No one really knows why they drowned these effigies. Modern historians have numerous theories, including:
- rainmaking ritual designed to ensure good weather for agriculture in the summer
- ritual purification of the city of Rome, with the effigies sucking up pollution or bad luck to be washed away
- a less-murderous stand-in for a previous human sacrifice to Saturn
- a commemoration of an event in which 27 Greek prisoners-of-war were executed by drowning
The freaky thing is that not only don't we know what it was all about, neither did the Romans. By the 1st Century BC (and possibly well before that), the Roman populace had lost the meaning and reason of the ritual. It was just something they did. Ovid wrote that he didn't know what the popular festival was supposed to represent, but expressed his opinion that the original human sacrifice had been replaced by the woven effigies well before the founding of Rome itself. Dionysius of Halicarnassus wrote that the original sacrifices had been men over the age of 60, and indicated that the Romans had a popular turn of phrase "sexagenarians off a bridge" that referenced it. That the Romans kept doing this for generations well after losing the meaning of it, speaks volumes about their take on tradition and culture.
Sources
Game and Story Use
- It's a great way to establish some background or flavor in a historical or time-travel campaign, especially if the PCs aren't Roman, but are just visiting. Here's this crazy morbid festival the locals engage in, and not a one of them knows why.
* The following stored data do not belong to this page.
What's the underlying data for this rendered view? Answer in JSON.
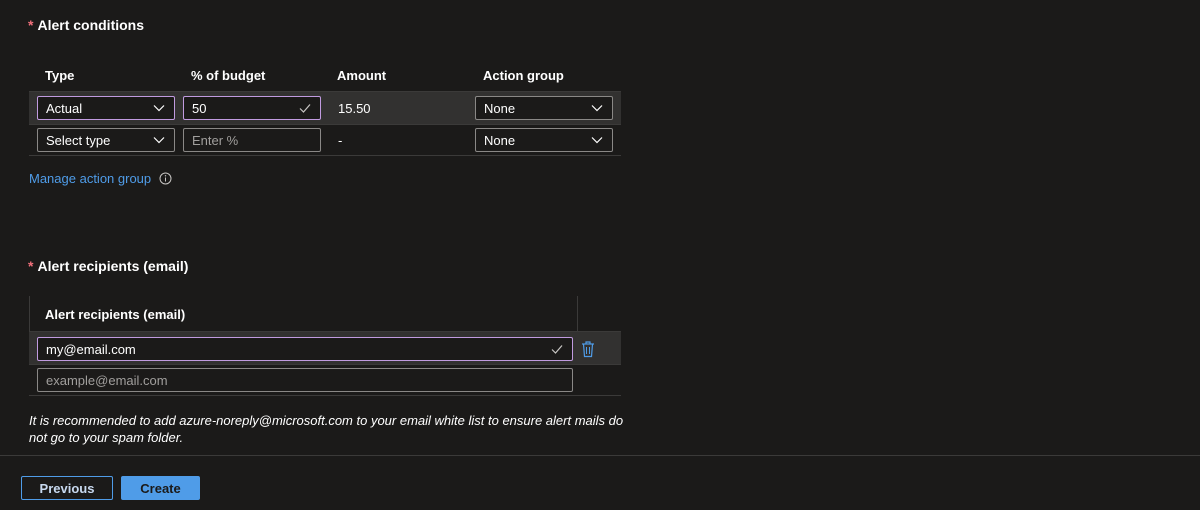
{
  "alert_conditions": {
    "title": "Alert conditions",
    "required_marker": "*",
    "columns": [
      "Type",
      "% of budget",
      "Amount",
      "Action group"
    ],
    "rows": [
      {
        "type": "Actual",
        "percent": "50",
        "amount": "15.50",
        "action_group": "None"
      },
      {
        "type_placeholder": "Select type",
        "percent_placeholder": "Enter %",
        "amount": "-",
        "action_group": "None"
      }
    ],
    "manage_link": "Manage action group"
  },
  "alert_recipients": {
    "title": "Alert recipients (email)",
    "required_marker": "*",
    "column": "Alert recipients (email)",
    "emails": [
      "my@email.com"
    ],
    "email_placeholder": "example@email.com"
  },
  "note": "It is recommended to add azure-noreply@microsoft.com to your email white list to ensure alert mails do not go to your spam folder.",
  "footer": {
    "previous_label": "Previous",
    "create_label": "Create"
  },
  "colors": {
    "background": "#1b1a19",
    "accent": "#4f9ce8",
    "active_border": "#c19be0",
    "required": "#f1707b"
  },
  "icons": [
    "chevron-down-icon",
    "checkmark-icon",
    "info-icon",
    "trash-icon"
  ]
}
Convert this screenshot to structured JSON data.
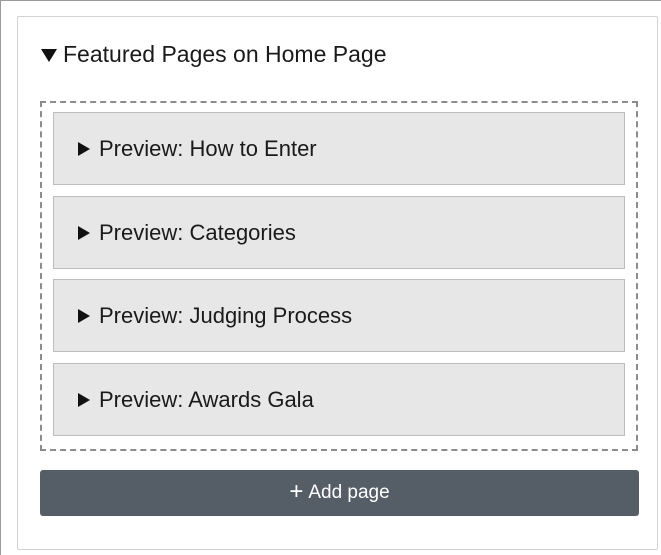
{
  "section": {
    "title": "Featured Pages on Home Page",
    "expanded": true,
    "toggle_icon": "triangle-down-icon"
  },
  "previews": [
    {
      "label": "Preview: How to Enter",
      "icon": "triangle-right-icon"
    },
    {
      "label": "Preview: Categories",
      "icon": "triangle-right-icon"
    },
    {
      "label": "Preview: Judging Process",
      "icon": "triangle-right-icon"
    },
    {
      "label": "Preview: Awards Gala",
      "icon": "triangle-right-icon"
    }
  ],
  "add_button": {
    "icon": "plus-icon",
    "icon_glyph": "+",
    "label": "Add page"
  },
  "colors": {
    "button_bg": "#555d66",
    "item_bg": "#e7e7e7"
  }
}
- Similarly morbid or inexplicable festivals being conducted by the cultures, people, or races of your own campaign setting could help make them feel more foreign or unearthly.
- Roman culture could be fairly harshly pragmatic - sickly or deformed babies could be exposed as ruthlessly as in Sparta. Perhaps this was a leftover from an earlier, even grimmer age in which the old and infirm were culled as well to keep scarce resources for the younger and fitter.
- Why did Rome fall? Not because of plague nor barbarians nor political squabble. One year they neglected the Argei festival, and everything fell apart. Turns out the ritual was really important, after all.
- A lot of Roman religion had a strong strain of animism about it, and when dealing with spirits it can be best to stick to what works, even once you've forgotten why. As Chesterton put it, "before you take down the huge iron gate on your new house, make very sure you know exactly why the previous owner put it up". As for the use of dolls - perhaps the spirits were content with the ritual obeisance (or with an original sacrifice that it commemorates) … or perhaps they just weren't that observant.
- In a word: Cthulhu. The victims of the festival are sent out to the sea by way of the river. No one remembers why, but they do it anyway. Sounds to me like most of the city failed a sanity test.
- The Med's a bit shallow for ol'Octopus Face … Deep Ones on the other hand …
- Thanks to Interpretatio Graeca, the sacrifice might not be to Saturn or Tiber, you could cast just about any God (or other supernatural entity) of the classical world in the part.
- Could be some sort of poppet magic.
- What sort of nasty spell would require 27 human sacrifices? Does the spell still work with the reed & straw surrogates?
- The dolls might represent specific people. It would effectively be a black magic version of the Greek Ostracon - with 27 people put to death every year.
- Even if it normally doesn't, it might be possible to construct one of the dolls as a poppet that directly ties a specific person to that sacrifice and makes them forfeit to the spirit(s) of the Tiber.